The San Francisco Bay Area–based designer and his team, including landscape architect Christian Macke and farming experts Christiana Paoletti and Amy Rice-Jones, help clients all over the world through a variety of virtual programs that serve to educate them about growing and harvesting food. “Based on a site assessment and soil samples, we guide them where to establish the garden (if they don’t already have one set up) and make a crop plan for the season,” Douglas says. “We tell them where to plant, when to plant, what to plant, and do regular check-ins every two weeks by FaceTime to provide feedback, tips, and advice from afar.”
Closer to home, where his clients include Tyler Florence—for whom he’s spent several years designing and maintaining a three-terraced kitchen garden, among other projects, at the chef’s Northern California property—Douglas prefers keeping his hands dirty with projects following roughly the same process.
Douglas and his team designed, planted, and maintain this three-terraced kitchen garden at chef Tyler Florence’s Northern California home.
Photo: Tolan Florence
“We need to know there’s ideally between six and eight hours of sunlight—particularly for things like tomatoes and peppers. We look at the amount of sunlight to determine what can grow,” he explains. “Then, of course, we look at how much space you have–there are ways of growing horizontally and vertically to maximize space, particularly if you have a small area for your garden.”

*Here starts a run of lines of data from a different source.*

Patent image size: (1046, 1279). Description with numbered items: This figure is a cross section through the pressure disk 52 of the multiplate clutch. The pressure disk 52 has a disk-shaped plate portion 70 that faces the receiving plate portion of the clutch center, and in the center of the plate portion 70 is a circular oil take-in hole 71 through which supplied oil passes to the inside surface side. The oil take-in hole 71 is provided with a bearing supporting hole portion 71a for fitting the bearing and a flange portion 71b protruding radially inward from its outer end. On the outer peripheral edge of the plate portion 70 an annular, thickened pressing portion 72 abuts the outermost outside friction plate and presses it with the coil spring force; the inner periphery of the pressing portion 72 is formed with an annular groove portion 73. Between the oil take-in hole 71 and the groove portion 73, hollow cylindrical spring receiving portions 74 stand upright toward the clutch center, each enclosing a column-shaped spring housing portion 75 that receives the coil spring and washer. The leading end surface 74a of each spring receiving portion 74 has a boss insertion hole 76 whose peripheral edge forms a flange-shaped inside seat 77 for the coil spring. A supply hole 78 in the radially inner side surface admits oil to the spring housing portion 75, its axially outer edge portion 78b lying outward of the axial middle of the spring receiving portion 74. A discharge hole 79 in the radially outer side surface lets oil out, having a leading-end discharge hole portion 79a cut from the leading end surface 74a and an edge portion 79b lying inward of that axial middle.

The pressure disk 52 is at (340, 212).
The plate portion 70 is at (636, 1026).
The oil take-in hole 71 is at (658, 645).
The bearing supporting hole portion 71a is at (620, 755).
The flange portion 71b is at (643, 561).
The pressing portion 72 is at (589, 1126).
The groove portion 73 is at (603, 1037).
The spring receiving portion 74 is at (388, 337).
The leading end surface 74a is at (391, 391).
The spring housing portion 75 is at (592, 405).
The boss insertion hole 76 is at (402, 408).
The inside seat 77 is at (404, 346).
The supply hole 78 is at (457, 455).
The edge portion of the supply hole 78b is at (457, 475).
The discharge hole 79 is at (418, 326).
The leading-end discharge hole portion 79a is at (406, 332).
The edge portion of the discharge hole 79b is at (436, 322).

For small spaces, Douglas suggests a couple of options, including growing your garden in plant pots that can be ordered online from places like Wayfair, Houzz, or your local nurseries (which also deliver). “We like to consider the style of the house when choosing the right pots for our clients. You can pick from terra-cotta, ceramic, wood, or even fabric pots—which are a quick way to get set up. These are planters that ship folded up, and you simply unfold them, fill them with soil, and start growing.”